IESweep

As Internet Explorer opens web pages, it caches the page file and related files (images, sounds, etc.) in the Temporary Internet Files folder. The information, including the web address for that page, is stored in a file (INDEX.DAT in IE4 and higher, MM256.DAT & MM2048.DAT in IE3) so that Internet Explorer can use that information to reassemble the page from the cache which is quicker than downloading it from the Internet again. Also, information, such as web address and date, is stored in similar files in the History folder allowing Internet Explorer to track your visits and clicks on links to a particular site in its History. The problems that can arise are first, as the .dat files get larger and larger, it takes Internet Explorer longer to read them and can cause the browser to slow down tremendously. There have also been reports, and we have seen this ourselves, of Internet Explorer crashing more often when these files are quite large. The second problem is a privacy issue. Anyone can simply open the .dat files with any plain text viewer and can see every site that you have been to. None of this would be alarming at all except when using the features within Internet Explorer to clear the Temporary Internet Files and History, the .dat files are not emptied! This means not only do they keep growing and growing, but that they store web addresses you have been to for an indefinite time!

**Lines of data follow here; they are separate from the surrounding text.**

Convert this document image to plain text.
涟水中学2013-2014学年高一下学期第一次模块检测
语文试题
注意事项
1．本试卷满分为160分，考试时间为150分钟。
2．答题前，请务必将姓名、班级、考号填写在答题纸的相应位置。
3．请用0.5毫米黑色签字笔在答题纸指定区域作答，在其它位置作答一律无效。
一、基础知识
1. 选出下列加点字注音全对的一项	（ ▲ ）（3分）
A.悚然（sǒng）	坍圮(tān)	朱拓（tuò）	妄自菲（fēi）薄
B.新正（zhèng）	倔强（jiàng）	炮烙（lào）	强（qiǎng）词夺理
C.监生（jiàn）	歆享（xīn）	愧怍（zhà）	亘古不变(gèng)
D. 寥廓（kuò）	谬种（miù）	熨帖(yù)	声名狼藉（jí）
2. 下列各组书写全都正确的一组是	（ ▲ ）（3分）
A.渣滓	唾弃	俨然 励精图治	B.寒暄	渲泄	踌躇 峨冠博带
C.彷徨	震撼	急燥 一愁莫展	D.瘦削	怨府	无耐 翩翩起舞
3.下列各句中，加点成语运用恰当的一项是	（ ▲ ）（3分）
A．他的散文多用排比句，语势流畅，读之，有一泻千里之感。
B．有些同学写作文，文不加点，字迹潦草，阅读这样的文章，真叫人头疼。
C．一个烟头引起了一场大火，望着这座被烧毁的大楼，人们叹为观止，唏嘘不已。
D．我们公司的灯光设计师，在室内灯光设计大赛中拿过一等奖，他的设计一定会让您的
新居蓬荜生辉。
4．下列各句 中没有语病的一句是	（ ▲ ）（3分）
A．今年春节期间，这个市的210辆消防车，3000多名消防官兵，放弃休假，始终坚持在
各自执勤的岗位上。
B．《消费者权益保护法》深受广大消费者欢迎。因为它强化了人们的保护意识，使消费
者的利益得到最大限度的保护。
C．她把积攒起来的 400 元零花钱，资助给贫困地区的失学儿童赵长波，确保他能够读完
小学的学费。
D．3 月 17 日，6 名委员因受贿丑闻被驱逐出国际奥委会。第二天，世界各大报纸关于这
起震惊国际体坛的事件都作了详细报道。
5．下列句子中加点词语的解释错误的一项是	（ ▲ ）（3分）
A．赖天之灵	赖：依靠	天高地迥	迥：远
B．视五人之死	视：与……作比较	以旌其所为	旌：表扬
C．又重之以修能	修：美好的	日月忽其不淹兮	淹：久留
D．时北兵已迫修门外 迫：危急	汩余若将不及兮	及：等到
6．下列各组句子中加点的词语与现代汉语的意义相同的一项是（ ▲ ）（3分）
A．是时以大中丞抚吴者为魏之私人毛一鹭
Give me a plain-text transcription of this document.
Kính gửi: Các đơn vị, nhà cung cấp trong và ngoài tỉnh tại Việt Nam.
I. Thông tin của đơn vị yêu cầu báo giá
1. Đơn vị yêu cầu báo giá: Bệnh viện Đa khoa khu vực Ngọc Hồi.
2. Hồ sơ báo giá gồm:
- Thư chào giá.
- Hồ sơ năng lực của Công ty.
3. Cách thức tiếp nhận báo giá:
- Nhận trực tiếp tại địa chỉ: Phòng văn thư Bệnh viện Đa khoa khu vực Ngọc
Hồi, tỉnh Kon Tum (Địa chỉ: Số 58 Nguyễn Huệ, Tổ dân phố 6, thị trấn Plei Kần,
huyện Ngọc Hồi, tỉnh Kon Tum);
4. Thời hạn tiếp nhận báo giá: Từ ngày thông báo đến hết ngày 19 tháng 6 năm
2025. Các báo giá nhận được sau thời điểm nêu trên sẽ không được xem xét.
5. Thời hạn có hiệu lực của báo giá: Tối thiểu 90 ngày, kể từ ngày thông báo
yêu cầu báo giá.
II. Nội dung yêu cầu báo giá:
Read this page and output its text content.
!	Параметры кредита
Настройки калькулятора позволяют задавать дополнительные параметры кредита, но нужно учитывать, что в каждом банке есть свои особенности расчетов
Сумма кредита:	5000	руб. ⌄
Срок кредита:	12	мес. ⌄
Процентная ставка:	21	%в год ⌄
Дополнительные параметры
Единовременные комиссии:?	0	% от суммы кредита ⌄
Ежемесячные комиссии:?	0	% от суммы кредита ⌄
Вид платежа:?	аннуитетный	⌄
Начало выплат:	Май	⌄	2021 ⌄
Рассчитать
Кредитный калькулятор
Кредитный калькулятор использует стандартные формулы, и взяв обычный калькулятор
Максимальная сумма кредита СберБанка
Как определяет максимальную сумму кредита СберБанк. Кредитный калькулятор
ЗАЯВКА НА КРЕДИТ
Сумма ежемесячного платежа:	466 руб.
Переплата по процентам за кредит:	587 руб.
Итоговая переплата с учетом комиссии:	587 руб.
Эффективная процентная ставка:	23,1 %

Running IESweep periodically will allow you, based on the settings you choose on the Preferences Tab, to clear all of the cached files in the Temporary Internet Files as well as empty the .dat files in that folder as well as the History. Other options are to clear the Typed URLs, which are the web addresses that appear in the address bar in Internet Explorer, the Cookies .dat file, which, if you delete cookies from your system, will cause Explorer to show those cookies in your Temporary Internet Files folder as if they still exist, and your Windows Temp files, these files are used by Windows and various programs during a normal Windows session and can be safely deleted. Ideally, Windows would clean these up by itself, but it doesn't.